Live not for the-end-of-the-song.
Live in the along.
Looking to both living and dead poets for words of inspiration and guidance is now part of my living “in the along,” for however many years this particular “night” lasts.
One of the bonds that many people in my community now share is a deep fear about what might come next. Twelve years ago, after fleeing unrest in our native Haiti, my eighty-one-year-old uncle Joseph, a cancer survivor who spoke with a voice box, died in immigration custody after requesting asylum in this city. He had a valid visa and family members waiting for him, but Immigration and Customs Enforcement detained him anyway. His medications were taken away, and when he fell ill he was accused of faking his condition. As his health worsened, he was taken to a local hospital’s prison’s ward, where he died shackled to a bed, five days after arriving in the United States. Still, in later years I took some small comfort in the fact that Miami was generally considered a “sanctuary” city, where undocumented immigrants were not routinely turned over to the federal government for deportation. I also kept believing that our numbers, not to mention our vital economic, cultural, and political contributions to the city, would continue to protect all of those who call Miami home.

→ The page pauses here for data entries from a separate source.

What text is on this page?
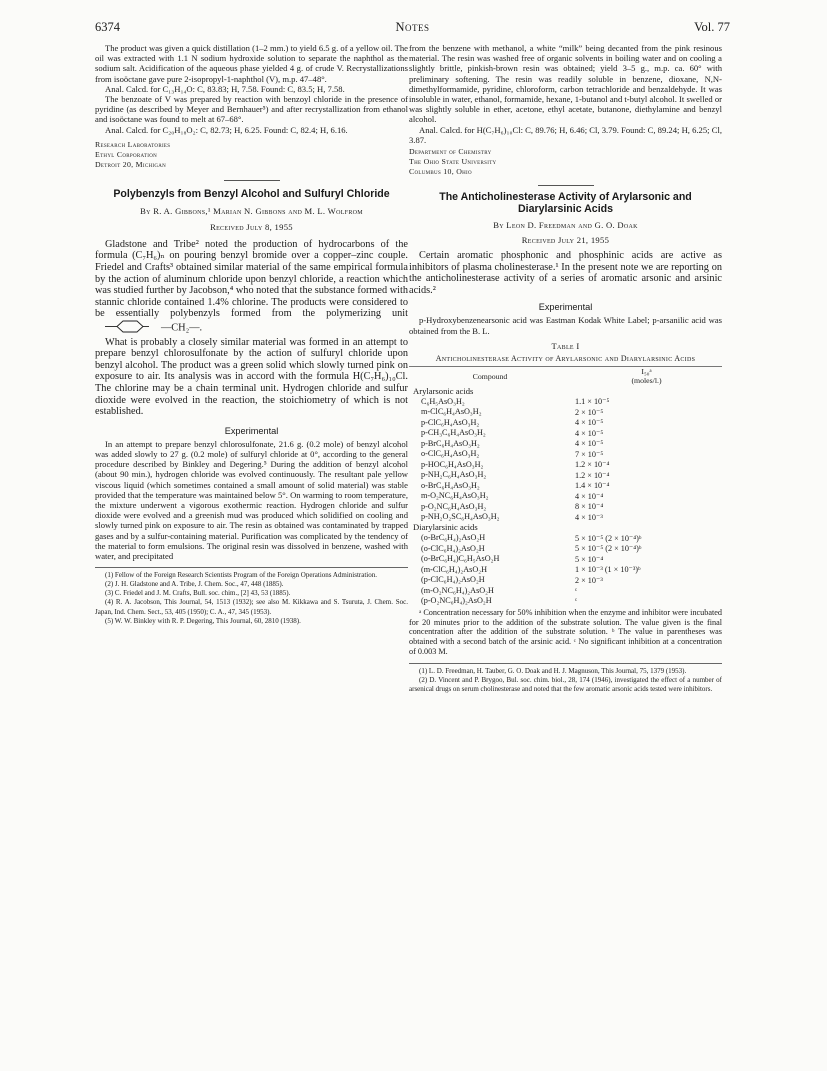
6374	Notes	Vol. 77

The product was given a quick distillation (1–2 mm.) to yield 6.5 g. of a yellow oil. The oil was extracted with 1.1 N sodium hydroxide solution to separate the naphthol as the sodium salt. Acidification of the aqueous phase yielded 4 g. of crude V. Recrystallizations from isoöctane gave pure 2-isopropyl-1-naphthol (V), m.p. 47–48°.

Anal. Calcd. for C₁₃H₁₄O: C, 83.83; H, 7.58. Found: C, 83.5; H, 7.58.

The benzoate of V was prepared by reaction with benzoyl chloride in the presence of pyridine (as described by Meyer and Bernhauer⁵) and after recrystallization from ethanol and isoöctane was found to melt at 67–68°.

Anal. Calcd. for C₂₀H₁₈O₂: C, 82.73; H, 6.25. Found: C, 82.4; H, 6.16.

Research Laboratories
Ethyl Corporation
Detroit 20, Michigan

Polybenzyls from Benzyl Alcohol and Sulfuryl Chloride

By R. A. Gibbons,¹ Marian N. Gibbons and M. L. Wolfrom

Received July 8, 1955

Gladstone and Tribe² noted the production of hydrocarbons of the formula (C₇H₆)ₙ on pouring benzyl bromide over a copper–zinc couple. Friedel and Crafts³ obtained similar material of the same empirical formula by the action of aluminum chloride upon benzyl chloride, a reaction which was studied further by Jacobson,⁴ who noted that the substance formed with stannic chloride contained 1.4% chlorine. The products were considered to be essentially polybenzyls formed from the polymerizing unit —CH₂—.

What is probably a closely similar material was formed in an attempt to prepare benzyl chlorosulfonate by the action of sulfuryl chloride upon benzyl alcohol. The product was a green solid which slowly turned pink on exposure to air. Its analysis was in accord with the formula H(C₇H₆)₁₀Cl. The chlorine may be a chain terminal unit. Hydrogen chloride and sulfur dioxide were evolved in the reaction, the stoichiometry of which is not established.

Experimental

In an attempt to prepare benzyl chlorosulfonate, 21.6 g. (0.2 mole) of benzyl alcohol was added slowly to 27 g. (0.2 mole) of sulfuryl chloride at 0°, according to the general procedure described by Binkley and Degering.⁵ During the addition of benzyl alcohol (about 90 min.), hydrogen chloride was evolved continuously. The resultant pale yellow viscous liquid (which sometimes contained a small amount of solid material) was stable provided that the temperature was maintained below 5°. On warming to room temperature, the mixture underwent a vigorous exothermic reaction. Hydrogen chloride and sulfur dioxide were evolved and a greenish mud was produced which solidified on cooling and slowly turned pink on exposure to air. The resin as obtained was contaminated by trapped gases and by a sulfur-containing material. Purification was complicated by the tendency of the material to form emulsions. The original resin was dissolved in benzene, washed with water, and precipitated

(1) Fellow of the Foreign Research Scientists Program of the Foreign Operations Administration.

(2) J. H. Gladstone and A. Tribe, J. Chem. Soc., 47, 448 (1885).

(3) C. Friedel and J. M. Crafts, Bull. soc. chim., [2] 43, 53 (1885).

(4) R. A. Jacobson, This Journal, 54, 1513 (1932); see also M. Kikkawa and S. Tsuruta, J. Chem. Soc. Japan, Ind. Chem. Sect., 53, 405 (1950); C. A., 47, 345 (1953).

(5) W. W. Binkley with R. P. Degering, This Journal, 60, 2810 (1938).

from the benzene with methanol, a white “milk” being decanted from the pink resinous material. The resin was washed free of organic solvents in boiling water and on cooling a slightly brittle, pinkish-brown resin was obtained; yield 3–5 g., m.p. ca. 60° with preliminary softening. The resin was readily soluble in benzene, dioxane, N,N-dimethylformamide, pyridine, chloroform, carbon tetrachloride and benzaldehyde. It was insoluble in water, ethanol, formamide, hexane, 1-butanol and t-butyl alcohol. It swelled or was slightly soluble in ether, acetone, ethyl acetate, butanone, diethylamine and benzyl alcohol.

Anal. Calcd. for H(C₇H₆)₁₀Cl: C, 89.76; H, 6.46; Cl, 3.79. Found: C, 89.24; H, 6.25; Cl, 3.87.

Department of Chemistry
The Ohio State University
Columbus 10, Ohio

The Anticholinesterase Activity of Arylarsonic and Diarylarsinic Acids

By Leon D. Freedman and G. O. Doak

Received July 21, 1955

Certain aromatic phosphonic and phosphinic acids are active as inhibitors of plasma cholinesterase.¹ In the present note we are reporting on the anticholinesterase activity of a series of aromatic arsonic and arsinic acids.²

Experimental

p-Hydroxybenzenearsonic acid was Eastman Kodak White Label; p-arsanilic acid was obtained from the B. L.

Table I

Anticholinesterase Activity of Arylarsonic and Diarylarsinic Acids

Compound	I₅₀ᵃ
(moles/l.)

Arylarsonic acids	
C₆H₅AsO₃H₂	1.1 × 10⁻⁵
m-ClC₆H₄AsO₃H₂	2 × 10⁻⁵
p-ClC₆H₄AsO₃H₂	4 × 10⁻⁵
p-CH₃C₆H₄AsO₃H₂	4 × 10⁻⁵
p-BrC₆H₄AsO₃H₂	4 × 10⁻⁵
o-ClC₆H₄AsO₃H₂	7 × 10⁻⁵
p-HOC₆H₄AsO₃H₂	1.2 × 10⁻⁴
p-NH₂C₆H₄AsO₃H₂	1.2 × 10⁻⁴
o-BrC₆H₄AsO₃H₂	1.4 × 10⁻⁴
m-O₂NC₆H₄AsO₃H₂	4 × 10⁻⁴
p-O₂NC₆H₄AsO₃H₂	8 × 10⁻⁴
p-NH₂O₂SC₆H₄AsO₃H₂	4 × 10⁻³
Diarylarsinic acids	
(o-BrC₆H₄)₂AsO₂H	5 × 10⁻⁵ (2 × 10⁻⁴)ᵇ
(o-ClC₆H₄)₂AsO₂H	5 × 10⁻⁵ (2 × 10⁻⁴)ᵇ
(o-BrC₆H₄)C₆H₅AsO₂H	5 × 10⁻⁴
(m-ClC₆H₄)₂AsO₂H	1 × 10⁻³ (1 × 10⁻³)ᵇ
(p-ClC₆H₄)₂AsO₂H	2 × 10⁻³
(m-O₂NC₆H₄)₂AsO₂H	ᶜ
(p-O₂NC₆H₄)₂AsO₂H	ᶜ

ᵃ Concentration necessary for 50% inhibition when the enzyme and inhibitor were incubated for 20 minutes prior to the addition of the substrate solution. The value given is the final concentration after the addition of the substrate solution. ᵇ The value in parentheses was obtained with a second batch of the arsinic acid. ᶜ No significant inhibition at a concentration of 0.003 M.

(1) L. D. Freedman, H. Tauber, G. O. Doak and H. J. Magnuson, This Journal, 75, 1379 (1953).

(2) D. Vincent and P. Brygoo, Bul. soc. chim. biol., 28, 174 (1946), investigated the effect of a number of arsenical drugs on serum cholinesterase and noted that the few aromatic arsonic acids tested were inhibitors.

Only a week into the Trump Presidency, we learned that we were wrong. On Sunday, dozens of us rallied in front of Miami International Airport, where my uncle was first detained, to protest Trump’s executive order barring all refugees, particularly those from seven predominantly Muslim countries. Since Trump’s xenophobic order was issued, the potential for my family’s nightmare to be repeated in the lives of other refugees and asylum seekers has increased considerably, particularly for those who are fleeing situations in which waiting even one more day can be a matter of life and death.
At the airport rally, we carried signs that denounced the ban, but our presence also highlighted the erosion of civil liberties for people of color, Native Americans, women, L.G.B.T.Q. people, immigrants, and even journalists. One man carried a sign that, like mine, said, “No Human Being Is Illegal.” A woman held one that read, “Immigrants Are America’s Ghostwriters.” Another woman had simply scribbled on a piece of cardboard, in all caps, the word “No.”
We shouted slogans like “No ban, no wall!” and “When black and brown bodies are under attack, what do we do? / Stand up, fight back! / When Muslims and women are under attack, what do we do? / Stand up, fight back!”
We condemned the mayor of Miami-Dade County, Carlos Giménez, who was the first to fall in line behind one of Trump’s earlier executive orders threatening to withdraw funds from sanctuary cities that refused to act as an arm of Immigration and Customs Enforcement. We denounced Senator Marco Rubio, a former political rival of Trump, who now wants to join him in building a wall along the U.S.-Mexico border.
“Without community, there is no liberation,” the poet and activist Audre Lorde wrote, nearly thirty-five years ago. In our rallying and marching, we rediscovered community in one another.
Throughout the rally, because I seek solace in words, my thoughts kept returning not just to my beloved uncle but also to Jones, Hughes, and Brooks, whose 1971 ode to the singer, actor, and activist Paul Robeson echoes the words in our chants:
. . . we are each other’s
we are each other’s
we are each other’s
magnitude and bond.
I also kept returning to Lorde, who wrote that “poetry is not a luxury. It is a vital necessity of our existence.”
Poetry, she said, is how we name the nameless. “It forms the quality of the light within which we predicate our hopes and dreams toward survival and change, first made into language, then into idea, then into more tangible action.”
Stripped of our usual bearings and sanctuaries, we must now decide on a daily basis what our tangible actions will be.
Edwidge Danticat is the author of many books, including “The Art of Death,” which will be published by Graywolf Press in July.